Magdalena Fjällström

Personal information
- Born: 12 January 1995 (age 31)

Sport
- Sport: alpine skiing
- Club: Tärna IK Fjällvinden

Achievements and titles
- World finals: World Junior Alpine Skiing Championships 2013: gold in giant slalom

= Magdalena Fjällström =

Swedish alpine skier

Magdalena Fjällström (born 12 January 1995) is a Swedish former alpine skier.

==Career==
Competing at the Junior World Championships in 2011, 2012, 2013 and 2014, her biggest success came at the 2013 edition where she won the gold medal in giant slalom. Competing in four events at the 2012 Winter Youth Olympics, she won the gold medal in the combined. She also won the team event at the 2011 European Youth Olympic Winter Festival.
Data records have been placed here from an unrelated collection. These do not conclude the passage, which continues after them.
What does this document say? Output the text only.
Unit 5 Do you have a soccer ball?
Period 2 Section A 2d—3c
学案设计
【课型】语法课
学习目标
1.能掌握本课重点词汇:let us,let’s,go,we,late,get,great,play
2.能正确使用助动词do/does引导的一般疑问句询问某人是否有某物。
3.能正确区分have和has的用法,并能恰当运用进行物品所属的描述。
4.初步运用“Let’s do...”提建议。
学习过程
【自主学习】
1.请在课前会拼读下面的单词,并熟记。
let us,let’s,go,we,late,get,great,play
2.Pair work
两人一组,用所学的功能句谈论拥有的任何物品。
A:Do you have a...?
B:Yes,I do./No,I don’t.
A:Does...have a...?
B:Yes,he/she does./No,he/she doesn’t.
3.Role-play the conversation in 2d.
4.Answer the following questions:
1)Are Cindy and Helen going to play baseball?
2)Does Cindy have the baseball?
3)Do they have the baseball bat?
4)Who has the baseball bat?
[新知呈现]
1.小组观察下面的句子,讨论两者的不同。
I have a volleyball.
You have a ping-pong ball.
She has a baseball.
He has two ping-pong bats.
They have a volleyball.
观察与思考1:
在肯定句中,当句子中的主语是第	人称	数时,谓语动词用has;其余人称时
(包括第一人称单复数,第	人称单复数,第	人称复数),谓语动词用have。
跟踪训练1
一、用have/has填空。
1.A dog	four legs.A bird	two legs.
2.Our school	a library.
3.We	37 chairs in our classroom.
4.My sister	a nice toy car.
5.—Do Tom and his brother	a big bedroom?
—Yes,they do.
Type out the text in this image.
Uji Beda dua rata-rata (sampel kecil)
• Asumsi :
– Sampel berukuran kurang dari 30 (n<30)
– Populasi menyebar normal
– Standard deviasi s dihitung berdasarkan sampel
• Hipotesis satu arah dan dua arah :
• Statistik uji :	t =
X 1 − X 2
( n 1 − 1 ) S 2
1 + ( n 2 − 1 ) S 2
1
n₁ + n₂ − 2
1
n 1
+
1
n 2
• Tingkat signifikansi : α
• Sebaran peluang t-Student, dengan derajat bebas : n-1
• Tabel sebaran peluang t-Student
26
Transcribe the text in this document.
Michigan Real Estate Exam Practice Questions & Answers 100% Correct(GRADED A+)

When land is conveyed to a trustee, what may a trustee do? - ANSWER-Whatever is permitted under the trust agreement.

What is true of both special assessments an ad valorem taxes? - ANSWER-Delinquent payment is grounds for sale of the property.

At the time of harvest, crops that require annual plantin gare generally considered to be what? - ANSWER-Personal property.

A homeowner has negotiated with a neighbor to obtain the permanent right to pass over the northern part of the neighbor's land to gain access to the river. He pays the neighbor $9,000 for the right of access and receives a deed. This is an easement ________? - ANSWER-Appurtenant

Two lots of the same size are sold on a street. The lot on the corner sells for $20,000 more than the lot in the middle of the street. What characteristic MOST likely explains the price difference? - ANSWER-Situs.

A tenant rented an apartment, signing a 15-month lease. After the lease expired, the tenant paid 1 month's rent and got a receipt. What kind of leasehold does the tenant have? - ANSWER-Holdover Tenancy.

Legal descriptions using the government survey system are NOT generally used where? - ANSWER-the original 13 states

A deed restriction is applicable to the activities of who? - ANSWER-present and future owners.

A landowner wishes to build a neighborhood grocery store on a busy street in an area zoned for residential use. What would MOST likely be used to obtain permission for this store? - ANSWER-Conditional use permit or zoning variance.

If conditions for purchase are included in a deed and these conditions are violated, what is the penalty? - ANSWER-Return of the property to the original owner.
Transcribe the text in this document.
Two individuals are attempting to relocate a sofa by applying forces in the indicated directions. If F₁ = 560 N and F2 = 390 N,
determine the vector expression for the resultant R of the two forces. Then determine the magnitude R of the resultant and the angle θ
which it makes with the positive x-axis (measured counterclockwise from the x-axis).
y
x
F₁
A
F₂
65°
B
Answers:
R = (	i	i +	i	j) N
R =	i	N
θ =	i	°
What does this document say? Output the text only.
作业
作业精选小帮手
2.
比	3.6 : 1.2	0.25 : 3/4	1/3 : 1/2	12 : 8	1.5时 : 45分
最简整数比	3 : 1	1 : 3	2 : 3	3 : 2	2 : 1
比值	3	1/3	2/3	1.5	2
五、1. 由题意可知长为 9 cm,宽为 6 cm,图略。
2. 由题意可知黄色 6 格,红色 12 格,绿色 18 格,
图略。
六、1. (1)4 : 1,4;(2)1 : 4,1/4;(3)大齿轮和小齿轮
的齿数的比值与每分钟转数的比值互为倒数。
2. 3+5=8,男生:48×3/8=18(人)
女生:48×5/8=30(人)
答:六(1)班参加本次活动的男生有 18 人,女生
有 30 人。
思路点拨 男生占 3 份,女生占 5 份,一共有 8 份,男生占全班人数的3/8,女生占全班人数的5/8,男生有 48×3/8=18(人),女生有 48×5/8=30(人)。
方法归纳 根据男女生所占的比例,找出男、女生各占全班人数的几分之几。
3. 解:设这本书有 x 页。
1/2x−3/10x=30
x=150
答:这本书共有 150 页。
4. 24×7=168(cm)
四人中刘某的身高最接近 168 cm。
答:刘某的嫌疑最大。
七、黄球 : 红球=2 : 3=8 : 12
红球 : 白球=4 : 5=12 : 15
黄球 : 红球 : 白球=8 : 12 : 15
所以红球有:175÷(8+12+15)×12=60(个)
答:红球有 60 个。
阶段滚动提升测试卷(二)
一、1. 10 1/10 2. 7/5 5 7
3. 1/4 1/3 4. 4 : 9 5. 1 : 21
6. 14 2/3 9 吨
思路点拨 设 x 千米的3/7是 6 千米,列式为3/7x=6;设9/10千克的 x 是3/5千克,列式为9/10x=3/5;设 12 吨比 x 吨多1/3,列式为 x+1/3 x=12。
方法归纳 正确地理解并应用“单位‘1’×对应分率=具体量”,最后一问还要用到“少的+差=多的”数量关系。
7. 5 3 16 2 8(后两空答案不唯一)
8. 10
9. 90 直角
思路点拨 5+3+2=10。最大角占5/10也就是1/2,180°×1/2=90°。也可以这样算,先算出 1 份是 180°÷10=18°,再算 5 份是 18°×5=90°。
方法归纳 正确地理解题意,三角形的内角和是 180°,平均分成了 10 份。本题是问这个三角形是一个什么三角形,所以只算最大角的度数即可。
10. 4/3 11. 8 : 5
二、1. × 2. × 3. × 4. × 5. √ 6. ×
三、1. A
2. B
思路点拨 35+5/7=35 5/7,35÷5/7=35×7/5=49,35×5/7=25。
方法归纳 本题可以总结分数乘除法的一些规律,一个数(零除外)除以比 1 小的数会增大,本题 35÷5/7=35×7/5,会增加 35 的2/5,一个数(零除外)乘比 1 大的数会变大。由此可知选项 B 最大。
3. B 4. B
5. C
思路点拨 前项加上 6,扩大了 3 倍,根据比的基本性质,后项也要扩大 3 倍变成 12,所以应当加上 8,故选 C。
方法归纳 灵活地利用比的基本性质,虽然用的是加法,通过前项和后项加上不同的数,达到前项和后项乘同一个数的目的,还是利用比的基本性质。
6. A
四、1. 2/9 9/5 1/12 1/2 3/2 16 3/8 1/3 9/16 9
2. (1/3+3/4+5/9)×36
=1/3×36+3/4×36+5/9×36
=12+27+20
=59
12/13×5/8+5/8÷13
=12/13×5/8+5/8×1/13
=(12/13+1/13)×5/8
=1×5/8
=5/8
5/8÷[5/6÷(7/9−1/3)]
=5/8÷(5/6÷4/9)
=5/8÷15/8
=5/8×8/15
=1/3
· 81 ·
She made her FIS Alpine Ski World Cup debut in October 2012 in Sölden, being disqualified. She collected her first World Cup points with a 17th place in March 2013 in Lenzerheide. She improved to a 13th place in December 2013 in Lienz, but after collecting 45 World Cup points in 2013–14 she started struggling. Until New Years' 2019, she finished only two World Cup races, and exited or was disqualified in 22 races. Picking up the pace again, she improved to a 10th place in the slalom in February 2020 in Kranjska Gora. She finished 30th in giant slalom at the 2019 World Championships.

She represented the sports club Tärna IK Fjällvinden.